Common to almost all of these food containers — my descriptor — are the simplest of ingredients that make them foldable and bring them to useful life. Flour of some kind, water and/or oil, yeast on occasion, salt, and not much else. Heat to fry or bake before or after they’ve been stuffed with mounds of worldly good tastes.

Checking with friends and fellow travellers who, like me, stick to street stalls for grub on the long global road, there seemed to be a never-ending list of foods that fold, encase, and pack ready for the world’s vacation challenges — the climb up from Kathmandu, the long flight to get there in seat 43C, the lonely bus ride home from Vegas — there’s always a corner in the backpack for a wrap of some kind. At last count, not including common-garden calzones, empanadas and chimis, I had a count of 40 variables, and there are probably scores more. Bammies from Jamaica, barbari bread from Iran, laxoox from Somalia, bolanee from Afghanistan, crepes, of course, from France, and flammkuchen from Germany, to name just a few with innocent beginnings that morph into exotics when they’re oomphed with toppings and stuffings.

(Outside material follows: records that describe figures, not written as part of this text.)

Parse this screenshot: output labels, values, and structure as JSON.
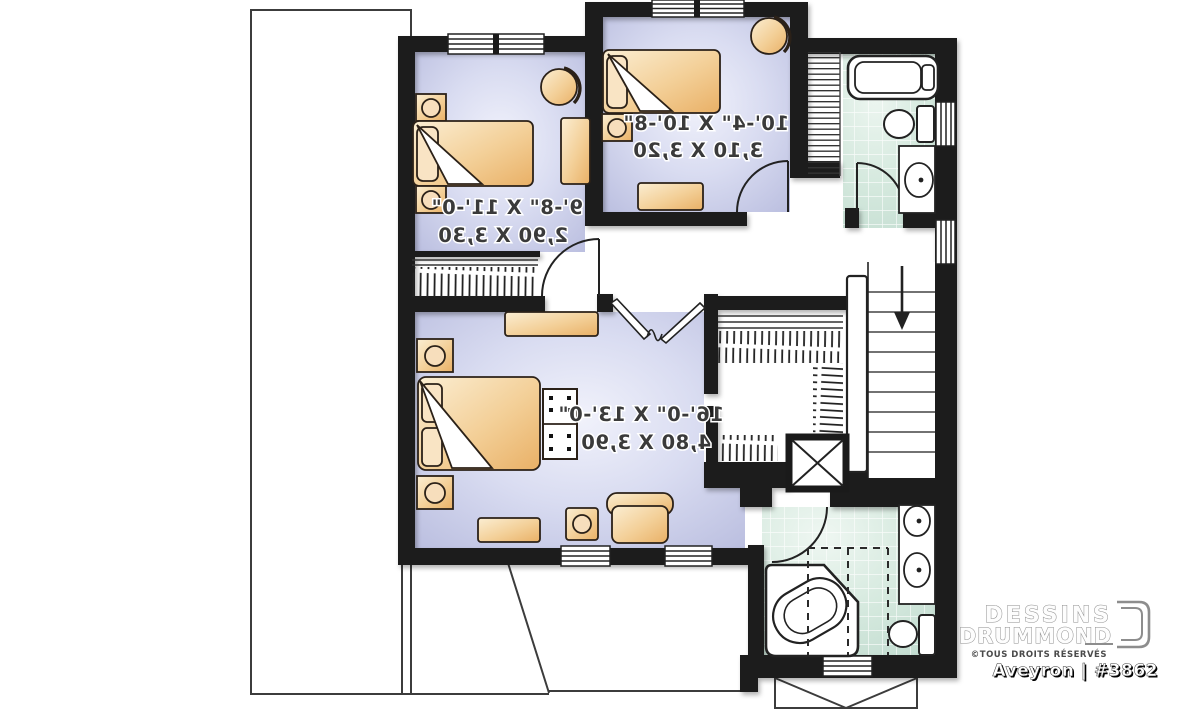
{
  "plan": {
    "brand": {
      "line1": "DESSINS",
      "line2": "DRUMMOND",
      "rights": "©TOUS DROITS RÉSERVÉS",
      "plan_id": "Aveyron | #3862"
    },
    "rooms": {
      "bedroom1": {
        "imperial": "9'-8\" X 11'-0\"",
        "metric": "2,90 X 3,30"
      },
      "bedroom2": {
        "imperial": "10'-4\" X 10'-8\"",
        "metric": "3,10 X 3,20"
      },
      "master": {
        "imperial": "16'-0\" X 13'-0\"",
        "metric": "4,80 X 3,90"
      }
    },
    "colors": {
      "wall": "#1a1a1a",
      "bedroom_floor": "#d2d5ee",
      "bath_floor": "#d5e9de",
      "furniture": "#f3cf97",
      "dimension_text": "#3a3a3a",
      "roof_line": "#3c3c3c"
    }
  }
}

Wraps and their sisters and cousins were foods that happened because they are such a sound, common-sense idea; because they are portable and easy, but mainly because they so potentially delicious. And dare I say it, in these difficult economic times, their folds can encase foods that don’t need to cost a fortune. But tucked inside, all nice and squishy, they are the best of moveable feasts.

And because you knew this was coming? That, dear reader, is a wrap.